Here's how the program works. I have a large number of documents in a legacy format that I'm trying to convert to HTML. The legacy format consists of several XML files: a metadata file that describes the document, and contains links to any number of content files (usually one, but it can be several — for example, some documents have "main" content and footnotes in separate files). The conversion takes anywhere from a few milliseconds for the smallest documents, to about 58 seconds for the largest document. Basically, I'm writing a glorified XSLT processor, though in a much nicer language than XSLT.
My current (rather naïve) approach, written when I was just starting out in Clojure, builds a list of all the metadata files, then does the following:
(let [parsed-trees (map parse metadata-files)]
  (dorun (map work-func parsed-trees)))
work-func converts the files to HTML and writes the result to disk, returning nil. (I was trying to throw away the parsed-XML trees for each document, which is quite large, after each pass through a single document). I now realize that although map is lazy and dorun throws away the head of the sequence it's iterating over, the fact that I was holding onto the head of the seq in parsed-trees is why I was failing.
My new plan is to move the parsing into work-func, so that it will look like:
(defn work-func [metadata-filename]
  (-> metadata-filename
      e/parse
      xml-to-html
      write-html-file)
  (System/gc))
Then I can call work-func with map, or possibly pmap since I have two dual-core CPUs, and hopefully throw away the large XML trees after each document is processed.
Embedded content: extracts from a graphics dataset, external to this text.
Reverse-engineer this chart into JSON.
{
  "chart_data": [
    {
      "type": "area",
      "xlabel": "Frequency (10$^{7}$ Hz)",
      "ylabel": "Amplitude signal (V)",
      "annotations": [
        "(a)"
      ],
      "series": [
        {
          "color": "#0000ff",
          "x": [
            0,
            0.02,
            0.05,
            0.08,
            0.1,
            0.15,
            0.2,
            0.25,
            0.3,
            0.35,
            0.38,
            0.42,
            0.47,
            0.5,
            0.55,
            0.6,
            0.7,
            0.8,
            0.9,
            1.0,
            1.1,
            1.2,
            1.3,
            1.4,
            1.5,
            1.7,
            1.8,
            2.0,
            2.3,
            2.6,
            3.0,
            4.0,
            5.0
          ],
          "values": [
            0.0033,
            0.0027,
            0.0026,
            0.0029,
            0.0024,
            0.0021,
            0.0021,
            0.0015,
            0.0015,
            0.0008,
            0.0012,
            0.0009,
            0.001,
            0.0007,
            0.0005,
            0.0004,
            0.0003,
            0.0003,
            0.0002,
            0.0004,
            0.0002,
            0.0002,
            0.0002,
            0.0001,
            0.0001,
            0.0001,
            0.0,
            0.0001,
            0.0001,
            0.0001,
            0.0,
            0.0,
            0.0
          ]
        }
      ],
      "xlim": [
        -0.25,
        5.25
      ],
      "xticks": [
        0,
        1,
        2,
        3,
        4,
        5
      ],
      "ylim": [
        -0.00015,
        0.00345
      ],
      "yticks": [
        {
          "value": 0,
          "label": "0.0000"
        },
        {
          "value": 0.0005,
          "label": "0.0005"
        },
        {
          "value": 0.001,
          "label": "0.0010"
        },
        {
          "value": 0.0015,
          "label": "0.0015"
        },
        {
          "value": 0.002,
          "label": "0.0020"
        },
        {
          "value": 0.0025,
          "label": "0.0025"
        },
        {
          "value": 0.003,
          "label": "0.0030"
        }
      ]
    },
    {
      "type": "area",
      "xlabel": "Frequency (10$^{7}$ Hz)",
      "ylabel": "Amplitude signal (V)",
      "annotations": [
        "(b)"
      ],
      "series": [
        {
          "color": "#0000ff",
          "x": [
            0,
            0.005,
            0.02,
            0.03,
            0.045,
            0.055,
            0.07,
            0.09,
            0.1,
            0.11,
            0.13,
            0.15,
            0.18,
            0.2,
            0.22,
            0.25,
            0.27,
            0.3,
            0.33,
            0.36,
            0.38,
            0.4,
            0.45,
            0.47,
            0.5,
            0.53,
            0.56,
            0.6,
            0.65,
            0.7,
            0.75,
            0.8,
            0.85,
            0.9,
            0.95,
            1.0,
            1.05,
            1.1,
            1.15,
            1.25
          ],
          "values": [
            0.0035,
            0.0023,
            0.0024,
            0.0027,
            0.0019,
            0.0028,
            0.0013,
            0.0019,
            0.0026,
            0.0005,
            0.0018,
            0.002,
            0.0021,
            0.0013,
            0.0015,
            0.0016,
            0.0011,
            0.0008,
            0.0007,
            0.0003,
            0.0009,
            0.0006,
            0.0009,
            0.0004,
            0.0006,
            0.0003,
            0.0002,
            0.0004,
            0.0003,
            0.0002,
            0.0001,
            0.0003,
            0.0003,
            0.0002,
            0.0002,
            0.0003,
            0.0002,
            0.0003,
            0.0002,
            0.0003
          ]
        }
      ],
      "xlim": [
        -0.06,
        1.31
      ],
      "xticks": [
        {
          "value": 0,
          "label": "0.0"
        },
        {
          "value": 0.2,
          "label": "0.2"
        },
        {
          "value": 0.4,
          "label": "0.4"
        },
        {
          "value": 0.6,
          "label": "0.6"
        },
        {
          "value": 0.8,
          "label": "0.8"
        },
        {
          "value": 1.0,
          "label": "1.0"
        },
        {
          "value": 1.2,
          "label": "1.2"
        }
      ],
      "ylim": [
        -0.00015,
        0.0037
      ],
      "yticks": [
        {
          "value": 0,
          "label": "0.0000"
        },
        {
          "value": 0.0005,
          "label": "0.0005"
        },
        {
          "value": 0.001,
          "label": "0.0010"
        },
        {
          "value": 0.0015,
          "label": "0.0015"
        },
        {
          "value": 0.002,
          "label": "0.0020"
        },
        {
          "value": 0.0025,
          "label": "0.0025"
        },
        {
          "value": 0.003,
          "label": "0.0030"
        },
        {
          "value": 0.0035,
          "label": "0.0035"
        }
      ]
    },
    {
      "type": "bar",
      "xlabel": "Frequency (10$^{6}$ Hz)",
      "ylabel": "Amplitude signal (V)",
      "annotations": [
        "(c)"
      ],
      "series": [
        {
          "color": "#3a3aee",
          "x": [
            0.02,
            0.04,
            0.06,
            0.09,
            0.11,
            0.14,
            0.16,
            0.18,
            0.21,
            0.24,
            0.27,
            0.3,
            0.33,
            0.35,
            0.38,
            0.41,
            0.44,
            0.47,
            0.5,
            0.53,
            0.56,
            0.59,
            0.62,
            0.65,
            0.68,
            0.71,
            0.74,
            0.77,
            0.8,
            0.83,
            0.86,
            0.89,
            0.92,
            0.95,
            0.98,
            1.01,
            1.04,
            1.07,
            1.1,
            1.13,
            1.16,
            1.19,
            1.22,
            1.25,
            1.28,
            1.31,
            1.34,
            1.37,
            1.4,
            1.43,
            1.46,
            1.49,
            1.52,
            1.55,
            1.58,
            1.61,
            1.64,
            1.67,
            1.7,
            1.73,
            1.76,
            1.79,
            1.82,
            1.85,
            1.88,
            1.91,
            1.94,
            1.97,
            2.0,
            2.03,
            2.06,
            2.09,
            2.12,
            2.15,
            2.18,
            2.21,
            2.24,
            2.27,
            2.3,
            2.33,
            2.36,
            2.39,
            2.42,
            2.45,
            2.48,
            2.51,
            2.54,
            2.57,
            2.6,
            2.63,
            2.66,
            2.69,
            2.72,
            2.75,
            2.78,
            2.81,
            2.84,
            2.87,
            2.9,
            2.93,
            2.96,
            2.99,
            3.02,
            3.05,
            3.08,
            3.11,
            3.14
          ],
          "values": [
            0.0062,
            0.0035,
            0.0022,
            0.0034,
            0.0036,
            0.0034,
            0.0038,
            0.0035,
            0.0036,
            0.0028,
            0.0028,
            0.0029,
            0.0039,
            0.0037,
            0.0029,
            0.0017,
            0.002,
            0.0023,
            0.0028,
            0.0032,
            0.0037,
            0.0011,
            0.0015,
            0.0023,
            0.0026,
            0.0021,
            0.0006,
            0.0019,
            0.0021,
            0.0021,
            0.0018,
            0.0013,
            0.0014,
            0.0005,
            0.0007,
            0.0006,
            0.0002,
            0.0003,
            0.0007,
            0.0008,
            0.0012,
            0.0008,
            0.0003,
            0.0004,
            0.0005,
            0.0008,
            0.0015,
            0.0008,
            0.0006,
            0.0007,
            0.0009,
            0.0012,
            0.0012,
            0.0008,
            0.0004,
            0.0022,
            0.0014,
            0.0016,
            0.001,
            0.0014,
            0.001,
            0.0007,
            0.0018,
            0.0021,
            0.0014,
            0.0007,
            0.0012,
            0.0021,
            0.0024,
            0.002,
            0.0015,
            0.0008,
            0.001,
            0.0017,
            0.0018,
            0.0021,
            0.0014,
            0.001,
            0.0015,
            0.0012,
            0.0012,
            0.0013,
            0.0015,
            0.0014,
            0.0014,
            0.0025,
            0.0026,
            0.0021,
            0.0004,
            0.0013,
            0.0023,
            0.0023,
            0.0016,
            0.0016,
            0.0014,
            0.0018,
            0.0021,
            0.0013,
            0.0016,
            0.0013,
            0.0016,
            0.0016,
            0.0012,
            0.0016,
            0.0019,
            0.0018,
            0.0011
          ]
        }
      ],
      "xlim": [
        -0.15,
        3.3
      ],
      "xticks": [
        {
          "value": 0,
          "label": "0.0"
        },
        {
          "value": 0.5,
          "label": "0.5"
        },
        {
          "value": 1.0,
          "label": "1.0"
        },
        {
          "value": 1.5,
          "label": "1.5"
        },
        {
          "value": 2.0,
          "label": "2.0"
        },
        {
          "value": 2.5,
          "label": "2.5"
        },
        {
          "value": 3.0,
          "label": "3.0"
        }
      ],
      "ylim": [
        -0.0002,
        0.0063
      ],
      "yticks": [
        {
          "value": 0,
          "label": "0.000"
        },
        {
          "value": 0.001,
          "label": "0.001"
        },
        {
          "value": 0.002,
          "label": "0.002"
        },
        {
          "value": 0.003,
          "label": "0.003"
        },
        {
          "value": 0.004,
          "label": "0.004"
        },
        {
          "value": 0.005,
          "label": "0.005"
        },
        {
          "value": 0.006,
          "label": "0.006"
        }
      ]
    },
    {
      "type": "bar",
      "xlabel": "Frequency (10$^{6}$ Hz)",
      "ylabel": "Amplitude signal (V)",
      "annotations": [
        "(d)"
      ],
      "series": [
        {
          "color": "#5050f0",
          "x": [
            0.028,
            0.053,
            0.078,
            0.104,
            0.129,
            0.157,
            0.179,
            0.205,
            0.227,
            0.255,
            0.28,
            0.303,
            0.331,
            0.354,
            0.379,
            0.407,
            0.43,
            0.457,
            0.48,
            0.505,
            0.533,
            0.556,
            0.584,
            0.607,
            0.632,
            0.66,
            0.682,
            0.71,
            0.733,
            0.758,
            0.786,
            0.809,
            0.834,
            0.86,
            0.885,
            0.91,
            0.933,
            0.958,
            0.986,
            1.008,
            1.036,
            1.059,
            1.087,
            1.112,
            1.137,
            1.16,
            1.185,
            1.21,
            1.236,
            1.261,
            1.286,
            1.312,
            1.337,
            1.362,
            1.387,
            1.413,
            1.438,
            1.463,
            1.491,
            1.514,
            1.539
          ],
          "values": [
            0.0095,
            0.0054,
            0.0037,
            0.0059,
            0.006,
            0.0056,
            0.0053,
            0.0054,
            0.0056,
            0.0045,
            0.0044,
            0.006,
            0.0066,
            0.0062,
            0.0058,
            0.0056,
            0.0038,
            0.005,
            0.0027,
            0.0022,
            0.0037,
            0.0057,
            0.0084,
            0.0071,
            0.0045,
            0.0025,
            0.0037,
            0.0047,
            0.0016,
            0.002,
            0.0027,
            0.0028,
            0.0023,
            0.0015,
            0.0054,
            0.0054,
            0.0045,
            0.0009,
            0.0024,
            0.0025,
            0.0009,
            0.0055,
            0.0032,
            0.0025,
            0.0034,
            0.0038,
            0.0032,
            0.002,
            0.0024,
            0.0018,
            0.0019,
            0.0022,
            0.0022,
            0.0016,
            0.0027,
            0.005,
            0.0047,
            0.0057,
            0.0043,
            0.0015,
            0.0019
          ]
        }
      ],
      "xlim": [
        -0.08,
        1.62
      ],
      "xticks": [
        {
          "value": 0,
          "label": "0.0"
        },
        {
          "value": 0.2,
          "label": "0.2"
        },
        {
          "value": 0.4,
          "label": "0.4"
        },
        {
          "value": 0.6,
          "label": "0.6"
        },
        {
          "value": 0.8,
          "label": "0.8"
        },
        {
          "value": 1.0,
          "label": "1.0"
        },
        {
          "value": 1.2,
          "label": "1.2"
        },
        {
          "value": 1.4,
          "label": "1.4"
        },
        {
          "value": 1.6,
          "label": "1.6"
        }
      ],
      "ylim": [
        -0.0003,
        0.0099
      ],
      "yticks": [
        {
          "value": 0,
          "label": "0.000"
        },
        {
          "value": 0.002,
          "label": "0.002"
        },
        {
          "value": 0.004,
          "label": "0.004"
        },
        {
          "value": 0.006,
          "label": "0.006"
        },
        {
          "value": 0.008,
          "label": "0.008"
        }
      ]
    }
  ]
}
My question, though, is: is it a good idea to be telling Java "please clean up after me" so often? Or should I just skip the (System/gc) call in work-func, and let the Java garbage collector run when it feels the need to? My gut says to keep the call in, because I know (as Java can't) that at that point in work-func, there is going to be a large amount of data on the heap that can be gotten rid of, but I would welcome input from more experienced Java and/or Clojure coders.